特別版『オードリー・ヘップバーンが教えてくれる、明日へのyes!』
常盤貴子さん長塚圭史さん
風も、雨も、自ら鳴っているのではありません。 何かに当たり、何かにはじかれ、音を奏でているのです。
誰かに出会い、誰かと別れ、私たちは日常という音を、共鳴させあっています。
YESとNOの狭間で。
あなたは、自分に言っていますか?
YES!ささやかに、小文字で、yes!
毎週土曜日、明日(あした)への希望の風に吹かれながら、自分にyes!と言ったひとたちの物語を朗読でお届けしている番組『yes!明日への便り』。 1月8日は、その特別版「オードリー・ヘップバーンが教えてくれる、明日へのyes!」をお送りいたします。
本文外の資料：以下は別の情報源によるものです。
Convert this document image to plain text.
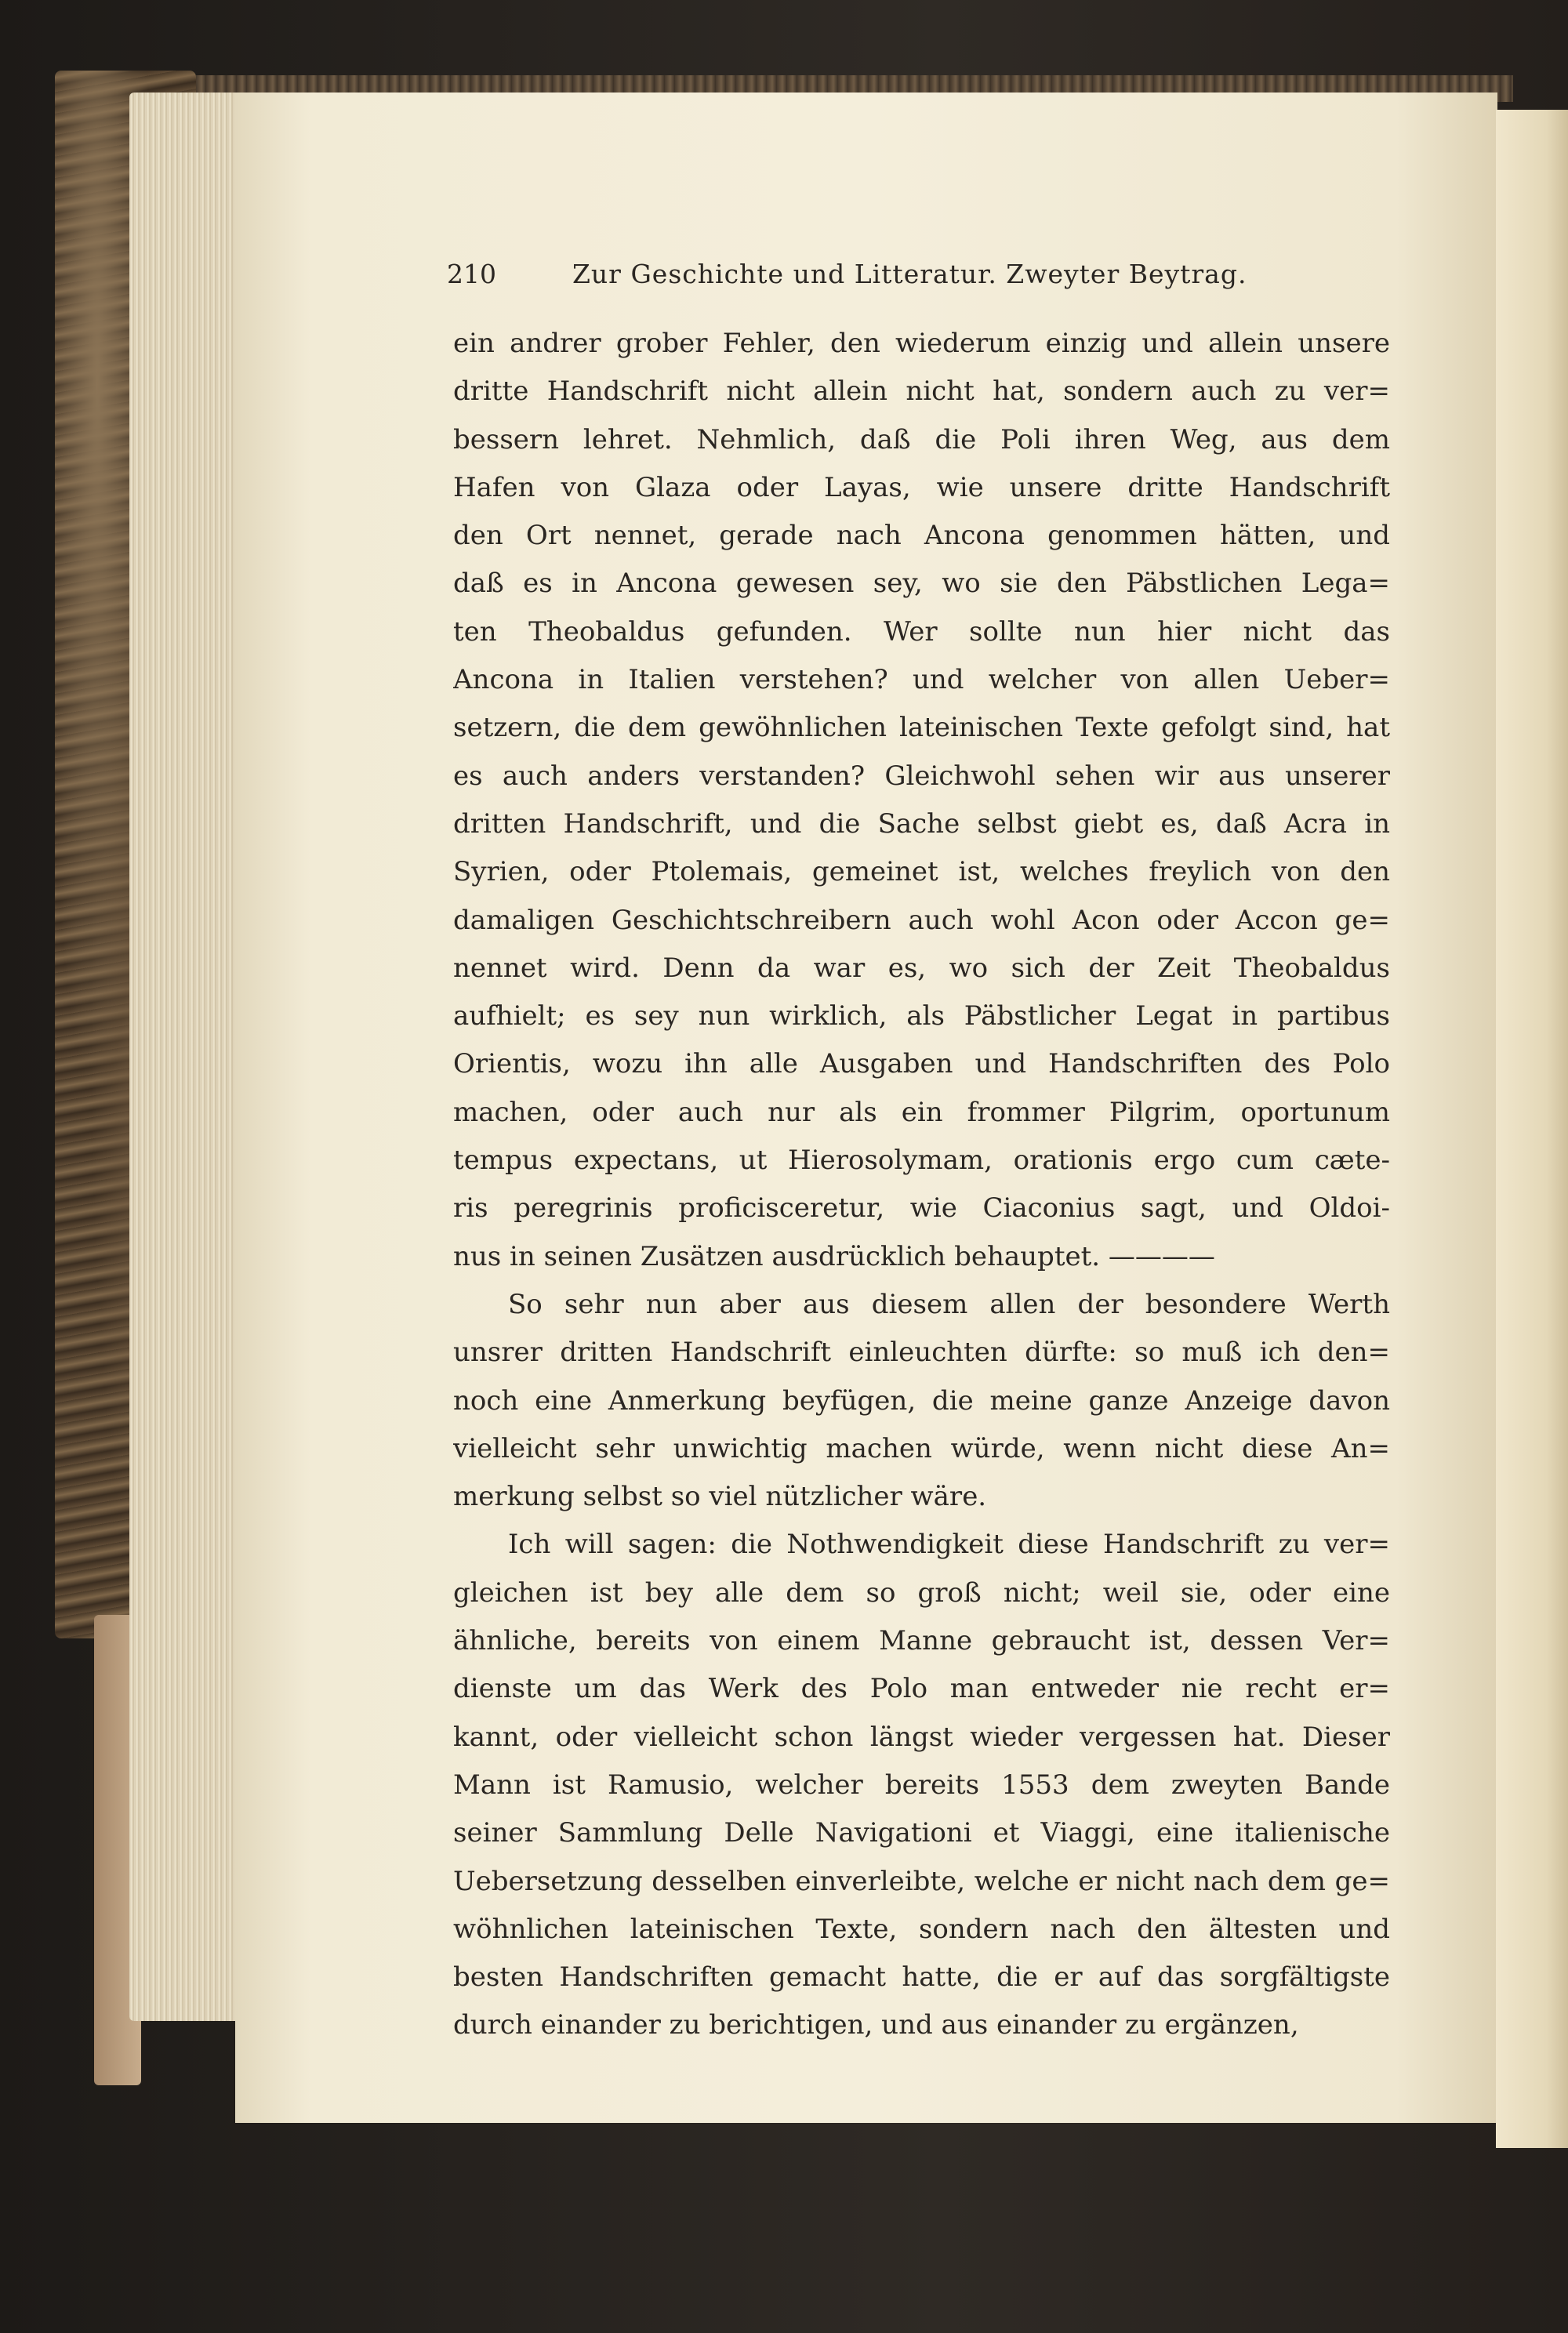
210	Zur Geschichte und Litteratur. Zweyter Beytrag.
ein andrer grober Fehler, den wiederum einzig und allein unsere
dritte Handschrift nicht allein nicht hat, sondern auch zu ver=
bessern lehret. Nehmlich, daß die Poli ihren Weg, aus dem
Hafen von Glaza oder Layas, wie unsere dritte Handschrift
den Ort nennet, gerade nach Ancona genommen hätten, und
daß es in Ancona gewesen sey, wo sie den Päbstlichen Lega=
ten Theobaldus gefunden. Wer sollte nun hier nicht das
Ancona in Italien verstehen? und welcher von allen Ueber=
setzern, die dem gewöhnlichen lateinischen Texte gefolgt sind, hat
es auch anders verstanden? Gleichwohl sehen wir aus unserer
dritten Handschrift, und die Sache selbst giebt es, daß Acra in
Syrien, oder Ptolemais, gemeinet ist, welches freylich von den
damaligen Geschichtschreibern auch wohl Acon oder Accon ge=
nennet wird. Denn da war es, wo sich der Zeit Theobaldus
aufhielt; es sey nun wirklich, als Päbstlicher Legat in partibus
Orientis, wozu ihn alle Ausgaben und Handschriften des Polo
machen, oder auch nur als ein frommer Pilgrim, oportunum
tempus expectans, ut Hierosolymam, orationis ergo cum cæte-
ris peregrinis proficisceretur, wie Ciaconius sagt, und Oldoi-
nus in seinen Zusätzen ausdrücklich behauptet. ————
So sehr nun aber aus diesem allen der besondere Werth
unsrer dritten Handschrift einleuchten dürfte: so muß ich den=
noch eine Anmerkung beyfügen, die meine ganze Anzeige davon
vielleicht sehr unwichtig machen würde, wenn nicht diese An=
merkung selbst so viel nützlicher wäre.
Ich will sagen: die Nothwendigkeit diese Handschrift zu ver=
gleichen ist bey alle dem so groß nicht; weil sie, oder eine
ähnliche, bereits von einem Manne gebraucht ist, dessen Ver=
dienste um das Werk des Polo man entweder nie recht er=
kannt, oder vielleicht schon längst wieder vergessen hat. Dieser
Mann ist Ramusio, welcher bereits 1553 dem zweyten Bande
seiner Sammlung Delle Navigationi et Viaggi, eine italienische
Uebersetzung desselben einverleibte, welche er nicht nach dem ge=
wöhnlichen lateinischen Texte, sondern nach den ältesten und
besten Handschriften gemacht hatte, die er auf das sorgfältigste
durch einander zu berichtigen, und aus einander zu ergänzen,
2018年に没後25年を迎える稀代の大女優オードリー・ヘップバーンの波乱万丈な人生―女優になるまでの波乱に満ちた半生、輝かしい女優時代、ユニセフ親善大使として世界中の子どもたちに尽くした晩年までを、 女優の常盤貴子さんが演じます。
長塚圭史は「語り」の部分やオードリーの夫、また彼女の人生に影響を与えた映画監督の役を担当します。女優、オードリー・ヘップバーンが、私たちに教えてくれる、明日へのyes!とは?